Cost vs. Benefit Analysis

We next consider a detailed analysis of the percentage gain in fairness, relevance and satisfaction observed for the different policies. This enables us to select cases wherein the loss observed in fairness and relevance is minimized while maximizing the gains in satisfaction.

Cost vs. Benefit Analysis

We observe that while the interpolated policy suffers from low loss in relevance and satisfaction, it severely impacts fairness with losses ranging from 42 to 64%. Guaranteed relevance policy, on the other hand, witnesses a positive gain in user satisfaction, while suffering from significant losses in fairness estimates. Adapting to user’s affinity towards fair content gives us the best trade-off between fairness and relevance without negatively impacting satisfaction.

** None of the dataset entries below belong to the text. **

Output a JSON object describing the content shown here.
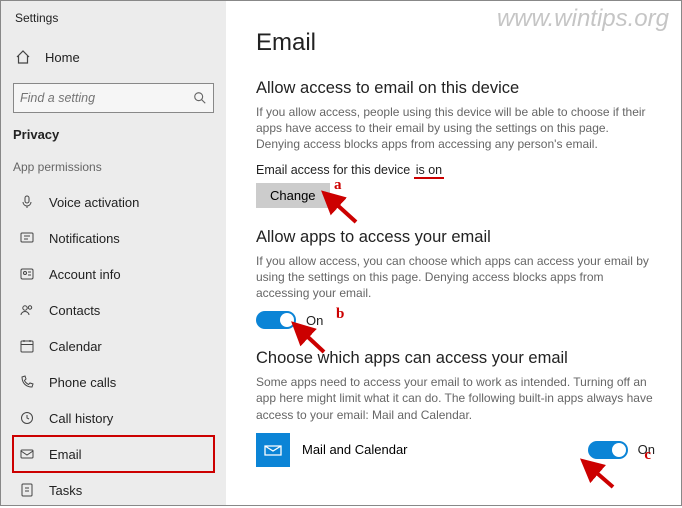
{
  "window_title": "Settings",
  "watermark": "www.wintips.org",
  "sidebar": {
    "home": "Home",
    "search_placeholder": "Find a setting",
    "section": "Privacy",
    "sub": "App permissions",
    "items": [
      {
        "label": "Voice activation"
      },
      {
        "label": "Notifications"
      },
      {
        "label": "Account info"
      },
      {
        "label": "Contacts"
      },
      {
        "label": "Calendar"
      },
      {
        "label": "Phone calls"
      },
      {
        "label": "Call history"
      },
      {
        "label": "Email",
        "selected": true
      },
      {
        "label": "Tasks"
      }
    ]
  },
  "main": {
    "title": "Email",
    "section1": {
      "heading": "Allow access to email on this device",
      "desc": "If you allow access, people using this device will be able to choose if their apps have access to their email by using the settings on this page. Denying access blocks apps from accessing any person's email.",
      "status_prefix": "Email access for this device ",
      "status_value": "is on",
      "button": "Change"
    },
    "section2": {
      "heading": "Allow apps to access your email",
      "desc": "If you allow access, you can choose which apps can access your email by using the settings on this page. Denying access blocks apps from accessing your email.",
      "toggle_label": "On"
    },
    "section3": {
      "heading": "Choose which apps can access your email",
      "desc": "Some apps need to access your email to work as intended. Turning off an app here might limit what it can do. The following built-in apps always have access to your email: Mail and Calendar.",
      "app_name": "Mail and Calendar",
      "app_toggle_label": "On"
    }
  },
  "annotations": {
    "a": "a",
    "b": "b",
    "c": "c"
  }
}
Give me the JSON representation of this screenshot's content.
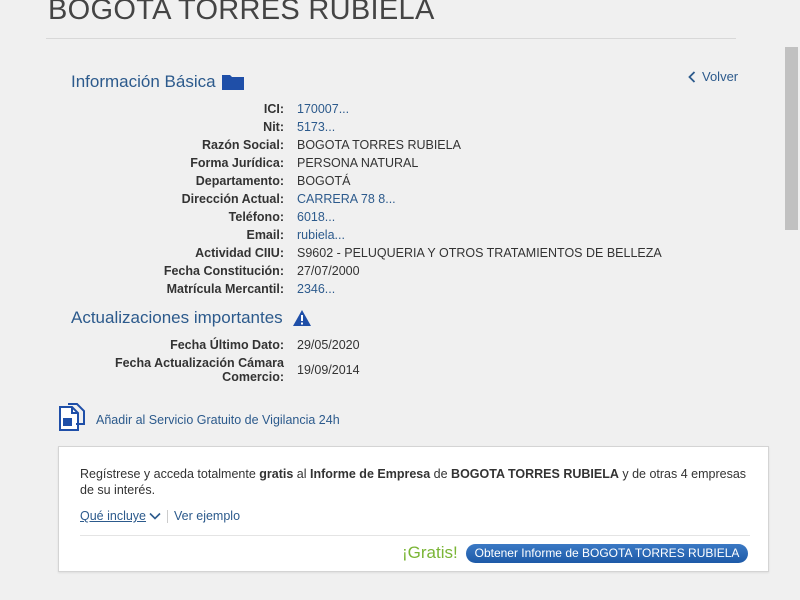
{
  "header": {
    "title": "BOGOTA TORRES RUBIELA"
  },
  "basic": {
    "title": "Información Básica",
    "back_label": "Volver",
    "rows": [
      {
        "label": "ICI:",
        "value": "170007..."
      },
      {
        "label": "Nit:",
        "value": "5173..."
      },
      {
        "label": "Razón Social:",
        "value": "BOGOTA TORRES RUBIELA"
      },
      {
        "label": "Forma Jurídica:",
        "value": "PERSONA NATURAL"
      },
      {
        "label": "Departamento:",
        "value": "BOGOTÁ"
      },
      {
        "label": "Dirección Actual:",
        "value": "CARRERA 78 8..."
      },
      {
        "label": "Teléfono:",
        "value": "6018..."
      },
      {
        "label": "Email:",
        "value": "rubiela..."
      },
      {
        "label": "Actividad CIIU:",
        "value": "S9602 - PELUQUERIA Y OTROS TRATAMIENTOS DE BELLEZA"
      },
      {
        "label": "Fecha Constitución:",
        "value": "27/07/2000"
      },
      {
        "label": "Matrícula Mercantil:",
        "value": "2346..."
      }
    ]
  },
  "updates": {
    "title": "Actualizaciones importantes",
    "rows": [
      {
        "label": "Fecha Último Dato:",
        "value": "29/05/2020"
      },
      {
        "label_line1": "Fecha Actualización Cámara",
        "label_line2": "Comercio:",
        "value": "19/09/2014"
      }
    ]
  },
  "vigilancia": {
    "label": "Añadir al Servicio Gratuito de Vigilancia 24h"
  },
  "offer": {
    "text_1": "Regístrese y acceda totalmente ",
    "text_bold_1": "gratis",
    "text_2": " al ",
    "text_bold_2": "Informe de Empresa",
    "text_3": " de ",
    "text_bold_3": "BOGOTA TORRES RUBIELA",
    "text_4": " y de otras 4 empresas de su interés.",
    "includes_label": "Qué incluye",
    "example_label": "Ver ejemplo",
    "gratis_label": "¡Gratis!",
    "cta_label": "Obtener Informe de BOGOTA TORRES RUBIELA"
  },
  "colors": {
    "link": "#2c5a8c",
    "gratis": "#7ab535",
    "button": "#2766b5"
  }
}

We observe substantially low losses in fairness (15% – 17%), while positively impacting user satisfaction, with gains of 9-21% in satisfaction estimates.

Overall, our findings indicate that adaptive policies provide the best middle ground without severely impacting relevance, and positively impacting fairness and satisfaction.

Conclusions

From our research, we can infer that appropriate definitions of fairness and satisfaction in different two-sided marketplaces would enable system designers to better understand the interplay between the different factors. Different proposed policies enable system designers to jointly optimize for fairness and relevance, which can ultimately achieve substantial improvement in supplier fairness without a decline in user satisfaction. Our findings provide insight that can be useful in guiding future research on sophisticated algorithms for joint optimization of user relevance, satisfaction and fairness.